By CASEY CROUCHER
The Amsterdam Common Council voted 4 to 1 Tuesday to table a resolution limiting the mayor's use of the city vehicle.
The resolution stated that "numerous complaints [were] made publicly by residents concerning the mayor's use of the city's vehicle for personal use."
When city clerk Susan Alibozek read the resolution Tuesday night before the council vote, 1st Ward Alderman Edward Russo immediately made a motion to table it for a committee of the whole meeting.
Four council members were in favor of the motion; 4th Ward Alderwoman Diane Hatzenbuhler was the lone dissenting vote.
Russo said he made the motion because he doesn't agree with the resolution.
"I disagree with it," he said. "The mayor was allotted that car."
He did say there needs a policy for city vehicle use.
"There needs to be a policy for what the limits are, like the mayor can't just take a ride up to Caroga Lake," he said, hypothetically. "There have to be limitations, and there are other cities and villages that do that, so I think we're going to have to look into it."
The draft resolution demanded the mayor only use the vehicle for city business, and unless she goes out of town on city business, the vehicle should be parked at city hall.
According to the resolution, the mayor would be required to use her personal vehicle to and from city hall, and would not be permitted to use the city's vehicle for personal use like "grocery shopping, the gym or transporting children."
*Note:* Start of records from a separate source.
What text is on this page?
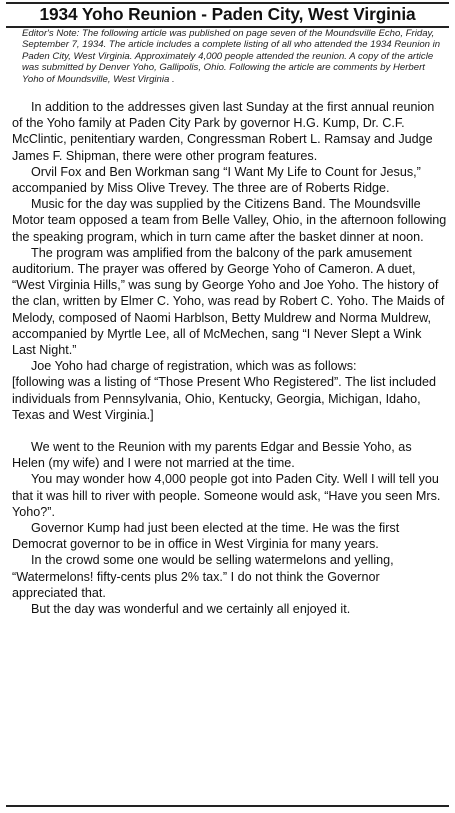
1934 Yoho Reunion - Paden City, West Virginia

Editor's Note: The following article was published on page seven of the Moundsville Echo, Friday, September 7, 1934. The article includes a complete listing of all who attended the 1934 Reunion in Paden City, West Virginia. Approximately 4,000 people attended the reunion. A copy of the article was submitted by Denver Yoho, Gallipolis, Ohio. Following the article are comments by Herbert Yoho of Moundsville, West Virginia .

In addition to the addresses given last Sunday at the first annual reunion of the Yoho family at Paden City Park by governor H.G. Kump, Dr. C.F. McClintic, penitentiary warden, Congressman Robert L. Ramsay and Judge James F. Shipman, there were other program features.

Orvil Fox and Ben Workman sang “I Want My Life to Count for Jesus,” accompanied by Miss Olive Trevey. The three are of Roberts Ridge.

Music for the day was supplied by the Citizens Band. The Moundsville Motor team opposed a team from Belle Valley, Ohio, in the afternoon following the speaking program, which in turn came after the basket dinner at noon.

The program was amplified from the balcony of the park amusement auditorium. The prayer was offered by George Yoho of Cameron. A duet, “West Virginia Hills,” was sung by George Yoho and Joe Yoho. The history of the clan, written by Elmer C. Yoho, was read by Robert C. Yoho. The Maids of Melody, composed of Naomi Harblson, Betty Muldrew and Norma Muldrew, accompanied by Myrtle Lee, all of McMechen, sang “I Never Slept a Wink Last Night.”

Joe Yoho had charge of registration, which was as follows:

[following was a listing of “Those Present Who Registered”. The list included individuals from Pennsylvania, Ohio, Kentucky, Georgia, Michigan, Idaho, Texas and West Virginia.]

We went to the Reunion with my parents Edgar and Bessie Yoho, as Helen (my wife) and I were not married at the time.

You may wonder how 4,000 people got into Paden City. Well I will tell you that it was hill to river with people. Someone would ask, “Have you seen Mrs. Yoho?”.

Governor Kump had just been elected at the time. He was the first Democrat governor to be in office in West Virginia for many years.

In the crowd some one would be selling watermelons and yelling, “Watermelons! fifty-cents plus 2% tax.” I do not think the Governor appreciated that.

But the day was wonderful and we certainly all enjoyed it.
If approved, the mayor would be required to maintain a log of vehicle use; only obtain gas for the city's vehicle from the Department of Public Works garage; keep a record of all mileage from any New York Conference of Mayors business she attends; and observe all the "rules of the road," including speed limits, and use of equipment for hands-free driving.
Mayor Ann Thane said she's suspicious of the timing of the resolution because receipts she had collected for the car's maintenance and upkeep disappeared from her glove compartment Aug. 1.
Thane asked Amsterdam Police Chief Gregory Culick to send a police officer to her office to investigate the missing receipts.
"I find it very odd they were stolen just before this resolution," she said Tuesday night.
Thane said she has $1,500 worth of receipts saved that she had her secretary file in January when she started filing new receipts for the year.
The receipts were for gas, windshield wipers, car mats and car washes.
"I started keeping the receipts because people were coming after me about my car usage, so I religiously keep these receipts to show my investment in the car," she said.
Thane noticed the receipts were missing the same day she saw the draft resolution.
"It was just so spooky," she said. "The last time I saw them was about two weeks ago; it's just so odd they disappear just when this resolution pops up and I'd like to prove my investment in the car, because I have no reason to rid myself of the receipts -- this has me really unsettled."
Thane said she doesn't know if anyone on the council knew she kept a receipt collection but she's "always been open about it and talked about it publicly."
The committee of the whole will meet Aug. 12.